Number of games where the crowd performed as well of better


0.9782608695652174

So 98% of time, the crowd was right.

In [None]:
import scipy.stats

# Let's compute a T-Test to see if the averages are significantly different, we choose a a paired t-test. 
# This test compares the means of two related groups
res = scipy.stats.ttest_rel(crowd_res['players_score'], crowd_res['crowd_score'], alternative='less')
print("T-Test result: ", res)
res.pvalue

T-Test result:  TtestResult(statistic=9.87829228094965, pvalue=0.9999999999999998, df=91)


0.9999999999999998

The null hypothesis (="the mean of the distribution underlying ans_stats is greater than the mean of the distribution underlying crowd_stats").

P-value >> 0.05, this indicates that our observation is not so unlikely to have occurred by chance.

Therefore, we do not reject the null hypothesis

## How can the crowd be wrong ?

In [None]:
plots.plot_path_length_distribution(crowd_res, finished_paths_df)

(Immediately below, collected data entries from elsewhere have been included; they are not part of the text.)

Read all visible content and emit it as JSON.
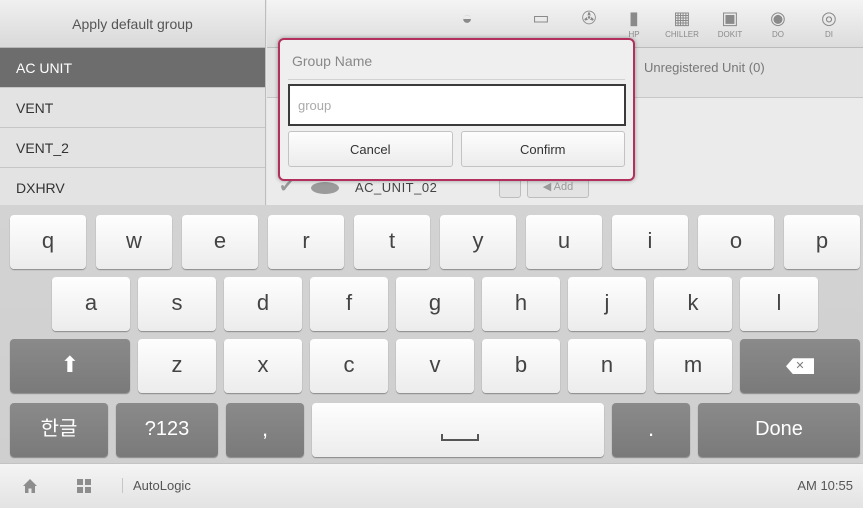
{
  "sidebar": {
    "header": "Apply default group",
    "items": [
      {
        "label": "AC UNIT"
      },
      {
        "label": "VENT"
      },
      {
        "label": "VENT_2"
      },
      {
        "label": "DXHRV"
      }
    ]
  },
  "toolbar": {
    "items": [
      {
        "icon": "ceiling-unit-icon",
        "label": ""
      },
      {
        "icon": "wall-unit-icon",
        "label": ""
      },
      {
        "icon": "fan-unit-icon",
        "label": ""
      },
      {
        "icon": "hp-icon",
        "label": "HP"
      },
      {
        "icon": "chiller-icon",
        "label": "CHILLER"
      },
      {
        "icon": "dokit-icon",
        "label": "DOKIT"
      },
      {
        "icon": "do-icon",
        "label": "DO"
      },
      {
        "icon": "di-icon",
        "label": "DI"
      }
    ]
  },
  "tabs": {
    "unregistered": "Unregistered Unit (0)"
  },
  "unit_row": {
    "name": "AC_UNIT_02",
    "add_label": "Add"
  },
  "dialog": {
    "title": "Group Name",
    "input_placeholder": "group",
    "input_value": "",
    "cancel_label": "Cancel",
    "confirm_label": "Confirm",
    "border_color": "#b3305e"
  },
  "keyboard": {
    "row1": [
      "q",
      "w",
      "e",
      "r",
      "t",
      "y",
      "u",
      "i",
      "o",
      "p"
    ],
    "row2": [
      "a",
      "s",
      "d",
      "f",
      "g",
      "h",
      "j",
      "k",
      "l"
    ],
    "row3": [
      "z",
      "x",
      "c",
      "v",
      "b",
      "n",
      "m"
    ],
    "row4": {
      "lang": "한글",
      "symbols": "?123",
      "comma": ",",
      "period": ".",
      "done": "Done"
    },
    "shift_icon": "shift-icon",
    "backspace_icon": "backspace-icon"
  },
  "statusbar": {
    "app_name": "AutoLogic",
    "time": "AM 10:55"
  }
}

Let us analyze the two games where the crowd algorithm failed. By examining the graph of path length distributions from individual players, we observe that the algorithm fails because it follows the overwhelming majority. This majority  selects a path that is one edge longer than the optimal path. Interestingly, the average path length among individual players is slightly shorter than the most common path length, this is due to a small number of players discovering the optimal path, which lowers the overall average.

# Conclusion

From our analysis of the Wikispeedia dataset, we’ve uncovered valuable insights for everyday decision-making. First, our brains remain more logical and reliable than LLMs, reminding us to trust and engage our critical thinking. Second, shortcuts driven by laziness often hinder progress, emphasizing the importance of effort and thoroughness. Finally, seeking advice from others enriches our understanding and helps us make more informed decisions, though it’s crucial to evaluate input carefully to avoid groupthink.